An article in the Wall Street Journal posted the following day, also found differing views on the issue in which one source said, “The truth of the matter is, I got back 10 minutes of my morning — not to have to think of something interesting to twitter which is so damn hard at 5 a.m.”
Meanwhile, MC Hammer who was quoted in the article had a completely different take on Twitter: “My immediate thought was, ‘There is no replacing this platform…I couldn’t satisfy the need to communicate. For me, it would be the equivalent of going outside to get on the freeways and find that the freeways are closed down.”
If some users think of Twitter as a chore or something they should do rather than want to do, why do they continue to use it?
Patrick Harter (@tryharter), owner of Provision Team, a management and consulting firm, said, “They feel compelled maybe, or for some, they look at it as a potential money-maker, not a useful tool. For me it is all about the community, and keeping people in touch with who I really am. Many others do not see it as this.”
Brent Spore (@iboughtamac) of Synergy said many in the majority, or mainstream, may be using social media for the wrong reason. Somewhere along the way someone either told them they should be on it or the lure of the crowd drew them in. Regardless of their motive, many often feel they should create different personas for various social media outlets, and, as a result feel fractured.
“The core thread of social media is to have life,” he said. “Just live life. Be the same regardless of where you are. Just be you. Don’t get on Twitter just because someone told you to get on it. If you don’t like that level of interaction, if you don’t understand the value of just being yourself and how you are more interesting than you think you are, and you think you have to invent these personalities, you’re not ready for social media.”
Could the reactions to the outage also be an indicator of where Twitter is in its life cycle? Following the bell curve model, Twitter has been embraced by the innovators and early adopters, and certainly has crossed the chasm to the early majority. Now, some in the majority find it a relief when Twitter is temporarily dismantled. So how much longer will they stick around? Will people begin to turn away from Twitter? Could it be on its dissent to the late majority then the laggards? Or will the majority fall to the wayside, while the early adopters and innovators become the primary users once again?
Brent said it is like a fad to many people.
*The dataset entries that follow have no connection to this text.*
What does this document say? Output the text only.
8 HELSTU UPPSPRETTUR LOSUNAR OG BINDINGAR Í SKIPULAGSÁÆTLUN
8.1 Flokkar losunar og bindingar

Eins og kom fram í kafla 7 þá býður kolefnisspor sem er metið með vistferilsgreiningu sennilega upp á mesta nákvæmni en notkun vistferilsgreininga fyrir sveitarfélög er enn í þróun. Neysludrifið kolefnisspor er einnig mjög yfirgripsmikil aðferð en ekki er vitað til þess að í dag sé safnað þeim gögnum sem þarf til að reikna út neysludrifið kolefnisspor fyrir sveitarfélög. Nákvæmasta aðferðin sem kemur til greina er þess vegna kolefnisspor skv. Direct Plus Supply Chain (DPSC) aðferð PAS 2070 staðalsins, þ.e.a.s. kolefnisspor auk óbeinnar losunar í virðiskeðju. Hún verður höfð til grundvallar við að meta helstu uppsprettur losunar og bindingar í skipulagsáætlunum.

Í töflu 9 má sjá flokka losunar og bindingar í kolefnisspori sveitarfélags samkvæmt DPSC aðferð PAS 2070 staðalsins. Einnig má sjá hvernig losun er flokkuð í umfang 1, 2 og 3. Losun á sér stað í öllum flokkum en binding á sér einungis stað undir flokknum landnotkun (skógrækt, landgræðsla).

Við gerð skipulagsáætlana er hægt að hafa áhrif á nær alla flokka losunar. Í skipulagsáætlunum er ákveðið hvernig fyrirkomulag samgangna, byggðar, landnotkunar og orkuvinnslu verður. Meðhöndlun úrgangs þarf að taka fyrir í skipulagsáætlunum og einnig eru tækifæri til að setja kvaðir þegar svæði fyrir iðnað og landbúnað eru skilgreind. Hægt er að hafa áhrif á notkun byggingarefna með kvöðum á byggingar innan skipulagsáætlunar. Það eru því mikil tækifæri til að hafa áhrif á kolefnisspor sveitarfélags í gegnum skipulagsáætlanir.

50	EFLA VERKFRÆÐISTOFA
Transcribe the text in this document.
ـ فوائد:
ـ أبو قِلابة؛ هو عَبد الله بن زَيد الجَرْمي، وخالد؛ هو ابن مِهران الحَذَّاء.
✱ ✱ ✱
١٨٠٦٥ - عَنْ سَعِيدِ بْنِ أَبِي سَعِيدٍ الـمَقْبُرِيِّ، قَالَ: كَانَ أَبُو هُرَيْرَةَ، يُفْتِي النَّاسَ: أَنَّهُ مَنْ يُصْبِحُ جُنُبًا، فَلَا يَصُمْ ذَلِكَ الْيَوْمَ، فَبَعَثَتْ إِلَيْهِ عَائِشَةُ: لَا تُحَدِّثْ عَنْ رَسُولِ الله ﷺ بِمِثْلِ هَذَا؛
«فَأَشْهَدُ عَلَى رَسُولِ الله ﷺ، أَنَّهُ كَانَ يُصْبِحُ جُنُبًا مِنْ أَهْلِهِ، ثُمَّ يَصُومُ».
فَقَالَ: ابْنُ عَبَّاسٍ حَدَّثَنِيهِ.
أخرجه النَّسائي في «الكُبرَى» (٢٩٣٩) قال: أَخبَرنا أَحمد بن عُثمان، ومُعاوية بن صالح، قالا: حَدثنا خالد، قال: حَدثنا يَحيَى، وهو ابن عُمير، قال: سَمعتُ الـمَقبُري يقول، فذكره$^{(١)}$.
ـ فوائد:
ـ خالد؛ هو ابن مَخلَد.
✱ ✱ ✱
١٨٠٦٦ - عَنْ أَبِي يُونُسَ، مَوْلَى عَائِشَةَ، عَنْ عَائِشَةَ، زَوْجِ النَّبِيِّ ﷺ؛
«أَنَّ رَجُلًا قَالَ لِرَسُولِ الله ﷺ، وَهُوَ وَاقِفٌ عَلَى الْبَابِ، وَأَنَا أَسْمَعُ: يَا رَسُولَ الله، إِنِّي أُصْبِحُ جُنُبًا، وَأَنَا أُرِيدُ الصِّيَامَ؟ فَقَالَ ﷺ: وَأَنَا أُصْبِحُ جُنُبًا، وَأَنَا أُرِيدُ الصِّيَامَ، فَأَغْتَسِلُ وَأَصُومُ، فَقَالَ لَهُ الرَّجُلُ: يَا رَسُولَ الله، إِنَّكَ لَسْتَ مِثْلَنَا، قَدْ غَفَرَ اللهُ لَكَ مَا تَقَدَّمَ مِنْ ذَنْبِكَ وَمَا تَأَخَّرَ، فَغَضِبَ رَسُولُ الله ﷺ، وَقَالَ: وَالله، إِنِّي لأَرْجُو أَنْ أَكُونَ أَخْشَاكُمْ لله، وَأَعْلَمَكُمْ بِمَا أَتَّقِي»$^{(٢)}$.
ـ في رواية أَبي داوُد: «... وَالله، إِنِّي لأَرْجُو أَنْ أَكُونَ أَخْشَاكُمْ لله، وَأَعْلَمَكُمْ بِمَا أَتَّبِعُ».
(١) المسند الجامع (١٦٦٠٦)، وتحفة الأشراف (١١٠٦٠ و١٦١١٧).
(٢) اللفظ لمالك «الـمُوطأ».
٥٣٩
They feel like they have to jump on the bandwagon, attach it to their persona, and once they get tired of maintaining it, they will leave and find the next trend to attach to their persona. He said many people are there for the wrong reason – whether feeling like they should be or trying to figure out how to monetize it – and they fail to see the true value.
“The people that don’t get the true value will fall to the wayside,” he siad. “They will jump on the next train that comes along. They’ll latch it onto their persona and they’ll try to maintain it until they get tired. Then they’ll fall off again. They think that’s what they need to do.”